Moving to Hugo pt. 2

Feb 16, 2017 · 305 words · 2 minutes read hugojekyllstatic sites

In part one I wrote a little about my motivation for switching to Hugo. At that point my (limited) experience with Hugo had been mostly positive and I didn’t think I needed to say much about the actual process of the migration.

The full title of this post could be “Moving to Hugo pt. 2: Why I should never have done this or least nuked everything and started from scratch”.

It turns out deploying a Hugo site to GitHub is not as straight forward as using Jekyll. There is a little tutorial that walks through steps for deployment on GitHub. I could have saved some time if I had followed it to the letter.

There are two things I didn’t like and tried to avoid. First, the tutorial uses separate repositories for the content and the site. Second, it then makes use of submodules to link the repositories together.

Hugo also uses submodules for themes and I went in circles yesterday trying to sort out issues caused by the theme submodule. The solution? Fork the theme. Yes, now I have 3 repositories for 1 site…

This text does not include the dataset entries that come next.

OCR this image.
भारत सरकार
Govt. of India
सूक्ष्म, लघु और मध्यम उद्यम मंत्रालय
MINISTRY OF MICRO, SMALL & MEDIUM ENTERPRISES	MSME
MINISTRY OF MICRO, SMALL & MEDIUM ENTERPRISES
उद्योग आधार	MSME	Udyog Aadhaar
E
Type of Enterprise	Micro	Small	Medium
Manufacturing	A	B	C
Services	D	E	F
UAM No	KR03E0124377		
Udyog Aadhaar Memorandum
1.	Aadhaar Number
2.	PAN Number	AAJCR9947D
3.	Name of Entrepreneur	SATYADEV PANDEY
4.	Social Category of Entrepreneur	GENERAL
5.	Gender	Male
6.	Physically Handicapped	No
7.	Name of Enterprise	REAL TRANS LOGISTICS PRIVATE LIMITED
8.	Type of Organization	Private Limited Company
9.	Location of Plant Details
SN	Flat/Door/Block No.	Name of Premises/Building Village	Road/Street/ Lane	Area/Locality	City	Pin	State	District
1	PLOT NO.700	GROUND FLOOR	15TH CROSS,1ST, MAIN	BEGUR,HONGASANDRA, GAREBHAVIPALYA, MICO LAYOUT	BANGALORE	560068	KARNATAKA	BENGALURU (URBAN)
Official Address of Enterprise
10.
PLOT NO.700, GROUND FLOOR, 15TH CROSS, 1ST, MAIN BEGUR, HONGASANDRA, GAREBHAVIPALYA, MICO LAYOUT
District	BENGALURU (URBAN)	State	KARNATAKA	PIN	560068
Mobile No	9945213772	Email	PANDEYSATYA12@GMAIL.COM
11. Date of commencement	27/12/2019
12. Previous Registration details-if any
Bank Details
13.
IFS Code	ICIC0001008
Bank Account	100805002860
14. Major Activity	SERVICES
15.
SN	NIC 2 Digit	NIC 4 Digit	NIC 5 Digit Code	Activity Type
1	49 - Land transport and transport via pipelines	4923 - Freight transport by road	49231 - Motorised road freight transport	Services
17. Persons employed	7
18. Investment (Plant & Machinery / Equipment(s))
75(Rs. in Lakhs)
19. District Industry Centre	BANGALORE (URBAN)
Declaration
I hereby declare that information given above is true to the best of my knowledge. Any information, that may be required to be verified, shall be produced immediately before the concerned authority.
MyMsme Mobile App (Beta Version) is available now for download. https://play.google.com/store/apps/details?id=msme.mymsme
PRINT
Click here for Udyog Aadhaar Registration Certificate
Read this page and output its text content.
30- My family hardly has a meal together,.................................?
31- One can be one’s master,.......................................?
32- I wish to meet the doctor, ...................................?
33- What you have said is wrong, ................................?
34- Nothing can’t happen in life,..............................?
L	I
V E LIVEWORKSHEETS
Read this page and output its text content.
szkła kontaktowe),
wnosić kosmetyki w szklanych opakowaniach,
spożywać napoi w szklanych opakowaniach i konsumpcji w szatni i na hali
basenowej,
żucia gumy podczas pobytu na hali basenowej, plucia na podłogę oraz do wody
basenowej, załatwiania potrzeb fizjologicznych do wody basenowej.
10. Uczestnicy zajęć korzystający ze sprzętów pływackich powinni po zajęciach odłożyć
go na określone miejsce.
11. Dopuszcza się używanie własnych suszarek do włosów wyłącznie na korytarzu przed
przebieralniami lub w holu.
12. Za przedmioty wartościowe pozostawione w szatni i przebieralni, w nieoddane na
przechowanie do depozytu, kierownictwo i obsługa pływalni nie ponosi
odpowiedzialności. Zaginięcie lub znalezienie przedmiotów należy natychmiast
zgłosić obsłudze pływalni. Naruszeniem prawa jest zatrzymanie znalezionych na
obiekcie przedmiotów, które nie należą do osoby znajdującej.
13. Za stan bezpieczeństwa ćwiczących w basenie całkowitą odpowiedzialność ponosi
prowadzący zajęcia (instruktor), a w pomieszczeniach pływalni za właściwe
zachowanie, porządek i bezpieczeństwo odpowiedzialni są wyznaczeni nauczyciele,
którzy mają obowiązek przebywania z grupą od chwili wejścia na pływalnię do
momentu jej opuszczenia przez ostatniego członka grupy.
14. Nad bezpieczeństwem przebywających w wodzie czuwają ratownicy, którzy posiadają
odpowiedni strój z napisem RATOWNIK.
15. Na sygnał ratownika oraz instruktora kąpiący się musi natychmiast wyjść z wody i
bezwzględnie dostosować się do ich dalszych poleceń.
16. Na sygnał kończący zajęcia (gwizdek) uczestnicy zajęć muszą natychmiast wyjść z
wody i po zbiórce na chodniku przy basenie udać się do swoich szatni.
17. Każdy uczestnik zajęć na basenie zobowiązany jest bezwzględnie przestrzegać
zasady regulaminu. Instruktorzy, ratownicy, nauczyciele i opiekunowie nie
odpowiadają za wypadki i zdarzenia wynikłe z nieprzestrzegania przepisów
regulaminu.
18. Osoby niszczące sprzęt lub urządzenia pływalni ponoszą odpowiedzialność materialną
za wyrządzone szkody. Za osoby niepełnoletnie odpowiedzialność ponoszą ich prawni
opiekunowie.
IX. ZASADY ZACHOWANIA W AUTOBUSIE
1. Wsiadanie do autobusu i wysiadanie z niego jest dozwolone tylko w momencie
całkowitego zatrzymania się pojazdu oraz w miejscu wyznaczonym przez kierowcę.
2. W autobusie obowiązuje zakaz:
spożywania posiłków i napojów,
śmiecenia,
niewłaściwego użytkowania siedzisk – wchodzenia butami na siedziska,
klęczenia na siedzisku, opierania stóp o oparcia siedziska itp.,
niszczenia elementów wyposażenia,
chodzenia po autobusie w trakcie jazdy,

Anyway, trying to avoid submodules didn’t work out so well because I ran into multiple build errors on GitHub during the migration.

Finally I wound up getting my site to build but the theme wasn’t being applied. It turns out there is a big difference between calling hugo serve and hugo in that the former builds the site with localhost as the base URL. The latter uses the parameter defined inconfig.toml BUT will silently fail if that URL doesn’t end in a slash!

I’m still excited to be using Hugo, but the setup and deployment was not quite as straight forward as I though. But it turns out everything you need to know is in the docs.